SAN FRANCISCO, CA—Methotrexate is frequently under-dosed, administered for an inadequate duration, and rarely switched to subcutaneous injection prior to initiating biologic therapy, James R. O’Dell, MD, from the University of Nebraska Medical Center, Omaha, NE, reported at the 2015 ACR/ARHP Annual Meeting.
“There are some major concerns here,” Dr. O’Dell said. “Methotrexate is the anchor DMARD for rheumatoid arthritis (RA) treatment. It’s the best drug we have.”
When patients do not respond at lower doses, it is recommended at doses of up to 20–25 mg, he noted.
But not much is known about methotrexate’s appropriate use in real-world clinical settings. To better understand how methotrexate is utilized for RA treatment in the United States, Dr. O’Dell and colleagues used Symphony Health Solutions’ anonymized patient-level claims data, representing 274 million patients and 92% of all prescription drug writers in the USA.
Patients with RA who started treatment with oral methotrexate in 2009 were identified by ICD-9 codes 714.0 and 714.30, and were followed to 2014. Clinical information obtained included switches from oral to subcutaneous methotrexate and/or biologics (with or without concomitant methotrexate), timing of treatment changes, and oral or subcutaneous methotrexate dosing at times of switches/additions or at the end of follow-up.
In total, the study included 35,640 patients who began oral methotrexate therapy for RA in 2009. Of these patients, 44% (n=15,599) continued on oral methotrexate alone (Group 1) through the end of the 5-year follow-up period, and 49.2% (n=17,528) added or switched to a biologic agent (Group 2). Only 7% of patients switched from oral to subcutaneous methotrexate (Group 3) after a median of 530 days on oral therapy.
“Of those patients that had a treatment change, 87% added a biologic instead of trying subcutaneous methotrexate,” noted Dr. O’Dell. “Patients switched to biologics quickly, with 41% switched in 3 months or less.”
Furthermore, “the mean oral methotrexate dose at the time of adding [a biologic] was only 15.3mg/week,” suggesting that patients were switched to biologics before methotrexate dose escalation was attempted, he noted.
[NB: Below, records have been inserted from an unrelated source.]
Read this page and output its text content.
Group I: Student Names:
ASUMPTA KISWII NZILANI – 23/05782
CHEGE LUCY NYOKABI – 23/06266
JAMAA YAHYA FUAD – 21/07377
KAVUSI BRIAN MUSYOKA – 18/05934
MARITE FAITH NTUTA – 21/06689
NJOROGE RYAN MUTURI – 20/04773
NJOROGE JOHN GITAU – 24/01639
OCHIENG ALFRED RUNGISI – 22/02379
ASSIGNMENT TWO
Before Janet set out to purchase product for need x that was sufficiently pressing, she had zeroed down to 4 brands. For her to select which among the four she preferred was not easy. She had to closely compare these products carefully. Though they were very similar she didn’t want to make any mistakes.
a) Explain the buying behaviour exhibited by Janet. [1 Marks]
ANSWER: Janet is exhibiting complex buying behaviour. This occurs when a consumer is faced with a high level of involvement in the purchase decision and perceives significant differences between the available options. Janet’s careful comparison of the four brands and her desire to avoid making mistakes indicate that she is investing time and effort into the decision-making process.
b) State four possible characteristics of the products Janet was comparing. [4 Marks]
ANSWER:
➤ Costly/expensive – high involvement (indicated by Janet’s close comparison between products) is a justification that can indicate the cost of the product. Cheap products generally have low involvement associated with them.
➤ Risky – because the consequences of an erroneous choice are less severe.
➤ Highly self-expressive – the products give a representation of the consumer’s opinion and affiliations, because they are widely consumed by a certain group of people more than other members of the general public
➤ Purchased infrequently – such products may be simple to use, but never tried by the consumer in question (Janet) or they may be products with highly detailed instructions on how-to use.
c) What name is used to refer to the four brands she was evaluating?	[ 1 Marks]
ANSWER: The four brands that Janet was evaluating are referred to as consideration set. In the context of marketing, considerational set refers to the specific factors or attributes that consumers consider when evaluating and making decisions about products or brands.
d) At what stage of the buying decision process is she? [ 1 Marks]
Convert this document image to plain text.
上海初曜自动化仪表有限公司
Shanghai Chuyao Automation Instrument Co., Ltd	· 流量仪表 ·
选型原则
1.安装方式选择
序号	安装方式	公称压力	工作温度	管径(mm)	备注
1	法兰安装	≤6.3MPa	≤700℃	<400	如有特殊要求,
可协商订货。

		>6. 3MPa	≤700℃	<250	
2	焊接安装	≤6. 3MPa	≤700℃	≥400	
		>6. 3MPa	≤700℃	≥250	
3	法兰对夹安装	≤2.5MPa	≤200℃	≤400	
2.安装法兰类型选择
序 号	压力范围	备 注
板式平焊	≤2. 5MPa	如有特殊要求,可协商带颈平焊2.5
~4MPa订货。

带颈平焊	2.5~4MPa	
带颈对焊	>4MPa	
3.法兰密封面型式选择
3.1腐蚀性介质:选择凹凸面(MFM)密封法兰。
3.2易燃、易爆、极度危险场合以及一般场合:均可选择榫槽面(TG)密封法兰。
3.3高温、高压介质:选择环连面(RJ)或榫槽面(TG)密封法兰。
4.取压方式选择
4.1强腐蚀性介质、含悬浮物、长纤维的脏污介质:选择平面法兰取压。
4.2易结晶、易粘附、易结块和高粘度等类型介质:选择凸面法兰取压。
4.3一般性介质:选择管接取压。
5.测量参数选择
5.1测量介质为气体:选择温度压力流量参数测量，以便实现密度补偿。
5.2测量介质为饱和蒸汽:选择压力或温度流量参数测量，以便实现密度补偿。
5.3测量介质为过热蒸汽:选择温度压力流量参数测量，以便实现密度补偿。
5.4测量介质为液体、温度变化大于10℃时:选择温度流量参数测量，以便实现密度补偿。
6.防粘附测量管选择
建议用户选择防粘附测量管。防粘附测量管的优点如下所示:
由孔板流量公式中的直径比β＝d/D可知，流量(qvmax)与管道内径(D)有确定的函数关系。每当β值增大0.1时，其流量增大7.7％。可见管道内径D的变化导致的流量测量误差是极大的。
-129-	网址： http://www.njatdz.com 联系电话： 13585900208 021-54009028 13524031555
Switching to a biologic “may be premature for many patients,” he said.
When patients were switched to subcutaneous methotrexate instead of a biologic, most continued that treatment for the entire study period, he noted. In general, 72% of patients who switched from oral to subcutaneous methotrexate stayed on this treatment for 5 years The other 28% eventually needed a biologic, at a median 289 days on subcutaneous methotrexate, he said.
Switching to subcutaneous methotrexate can prevent the need for–or significantly extend the time to–a biologic. Dr. O’Dell added, “More appropriate optimization of methotrexate could lead to better control of RA and would be expected to produce significant cost savings.”
“Oral methotrexate is underdosed in clinical practice, and subcutaneous methotrexate is underutilized,” he concluded. “Subcutaneous methotrexate is used as initial therapy in only 9% of patients and after oral methotrexate before a biological in only 7% of patients.”
Yet subcutaneous methotrexate was “successful in 72% of patients,” he noted.